Bedside cognitive screening tests are sensitive to cognitive disorder but lack specificity to differentiate delirium from dementia. Other works have focused upon cognitive functions that are disproportionately affected in delirium but relatively preserved in normal ageing and early dementia [65], including tests of visual attention [66], visual perception and memory [67]. However, these tests require tester expertise and patient cooperation which is often lacking due to agitation and uncooperativeness in hyperactive patients, or lethargy and hypersomnolence in hypoactive patients. Leonard et al. [68] studied symptoms of depression and delirium in palliative care admissions and identified that any measure that required patient cooperation was sensitive to the presence of delirium, including self-report measures of mood. The extent to which inability to cooperate with testing is an indicator of delirium in different populations is a key consideration in determining approaches that allow assessment of uncooperative patients.

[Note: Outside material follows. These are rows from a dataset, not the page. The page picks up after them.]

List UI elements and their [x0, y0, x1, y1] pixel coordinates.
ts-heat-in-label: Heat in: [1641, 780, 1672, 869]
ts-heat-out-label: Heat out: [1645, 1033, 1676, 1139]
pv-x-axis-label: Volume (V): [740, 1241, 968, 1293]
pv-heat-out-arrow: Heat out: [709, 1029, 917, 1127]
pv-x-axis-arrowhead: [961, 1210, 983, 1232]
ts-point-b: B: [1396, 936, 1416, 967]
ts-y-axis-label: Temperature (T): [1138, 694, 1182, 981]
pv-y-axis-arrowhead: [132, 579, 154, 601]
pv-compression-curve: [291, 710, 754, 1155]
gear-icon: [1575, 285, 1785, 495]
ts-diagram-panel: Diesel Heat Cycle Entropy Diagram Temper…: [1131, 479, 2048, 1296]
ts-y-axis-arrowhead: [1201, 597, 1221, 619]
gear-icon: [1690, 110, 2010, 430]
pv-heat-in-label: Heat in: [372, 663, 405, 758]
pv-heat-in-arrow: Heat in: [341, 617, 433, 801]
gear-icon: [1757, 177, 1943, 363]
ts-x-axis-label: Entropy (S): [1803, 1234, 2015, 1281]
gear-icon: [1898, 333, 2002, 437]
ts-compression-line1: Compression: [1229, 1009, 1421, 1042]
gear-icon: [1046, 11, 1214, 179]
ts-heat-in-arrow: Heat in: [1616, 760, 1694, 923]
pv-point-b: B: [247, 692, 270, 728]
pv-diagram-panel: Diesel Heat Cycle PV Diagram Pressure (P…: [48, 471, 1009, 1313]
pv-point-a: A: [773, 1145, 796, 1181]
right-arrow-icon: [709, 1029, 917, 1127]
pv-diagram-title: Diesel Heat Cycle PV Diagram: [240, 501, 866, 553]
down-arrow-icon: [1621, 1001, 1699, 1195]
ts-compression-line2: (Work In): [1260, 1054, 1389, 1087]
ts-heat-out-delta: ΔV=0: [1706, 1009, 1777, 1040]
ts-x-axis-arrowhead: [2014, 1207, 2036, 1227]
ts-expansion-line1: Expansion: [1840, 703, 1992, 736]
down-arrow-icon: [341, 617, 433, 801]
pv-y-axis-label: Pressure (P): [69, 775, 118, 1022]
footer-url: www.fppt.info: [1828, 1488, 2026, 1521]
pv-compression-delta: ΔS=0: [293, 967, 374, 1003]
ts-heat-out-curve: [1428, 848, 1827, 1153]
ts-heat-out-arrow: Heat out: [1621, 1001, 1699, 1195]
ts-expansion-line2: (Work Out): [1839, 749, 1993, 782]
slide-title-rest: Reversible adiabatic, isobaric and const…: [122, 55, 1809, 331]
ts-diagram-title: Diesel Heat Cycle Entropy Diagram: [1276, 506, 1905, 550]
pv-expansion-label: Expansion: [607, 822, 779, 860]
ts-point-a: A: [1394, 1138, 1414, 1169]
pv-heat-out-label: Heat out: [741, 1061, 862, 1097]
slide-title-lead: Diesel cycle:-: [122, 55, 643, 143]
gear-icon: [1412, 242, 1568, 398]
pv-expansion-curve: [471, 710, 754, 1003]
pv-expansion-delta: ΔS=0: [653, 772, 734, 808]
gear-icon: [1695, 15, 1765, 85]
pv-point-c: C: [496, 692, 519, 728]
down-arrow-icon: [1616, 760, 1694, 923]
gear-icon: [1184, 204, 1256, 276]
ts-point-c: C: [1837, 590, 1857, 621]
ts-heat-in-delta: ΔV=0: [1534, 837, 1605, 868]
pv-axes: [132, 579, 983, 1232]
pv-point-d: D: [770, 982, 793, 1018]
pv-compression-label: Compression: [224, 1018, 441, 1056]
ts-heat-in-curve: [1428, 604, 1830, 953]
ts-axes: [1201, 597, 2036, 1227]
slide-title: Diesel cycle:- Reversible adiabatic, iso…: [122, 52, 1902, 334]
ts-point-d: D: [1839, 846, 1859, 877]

Other instruments incorporate neuropsychiatric and contextual features for delirium detection. Of these, the CAM is the most widely used delirium screening tool in general hospitals [64]. It is a brief (5 minute) four-item algorithm based on DSM-III-R criteria that has been adapted for use in the ICU [69] and nursing homes [70] where structured testing of each feature allows for more reliable rating. Wei et al. [71] reviewed the CAM scale attributes across studies and reported a sensitivity of 94%, specificity of 89% and inter-rater reliability typically over 70%. However, CAM accuracy is impacted upon by the background and training exposure of raters [72, 73] and the frequency of comorbid dementia in the population under study [59, 71]. CAM sensitivity can be increased by using structured cognitive tests but involves more prolonged administration time. Its accuracy in identifying more difficult cases such as those with hypoactive presentations requires greater study.

Other instruments emphasise observed patient behaviour. The Delirium Rating Scale (DRS) [74], Revised Delirium Rating Scale (DRS-R98) [75] and Memorial Delirium Assessment Schedule (MDAS) [76] are well-recognised delirium symptom assessment and diagnostic scales but are too detailed for the purposes of screening. The NEECHAM [77] takes less than 5 minutes and includes cognitive, behavioural and physiological items. It has high sensitivity with moderate specificity in medical and intensive care settings [78, 79]. The Nu-DESC is even briefer (1 minute), and assesses five delirium features including hypoactive symptoms [80]. It has high sensitivity and specificity in palliative care and internal medicine settings but requires that the rater account for the patient’s medical condition. Interestingly, it does not include ratings of either inattention or context of disturbances but compares favourably with the CAM in recovery room patients [81] and surgical wards [82].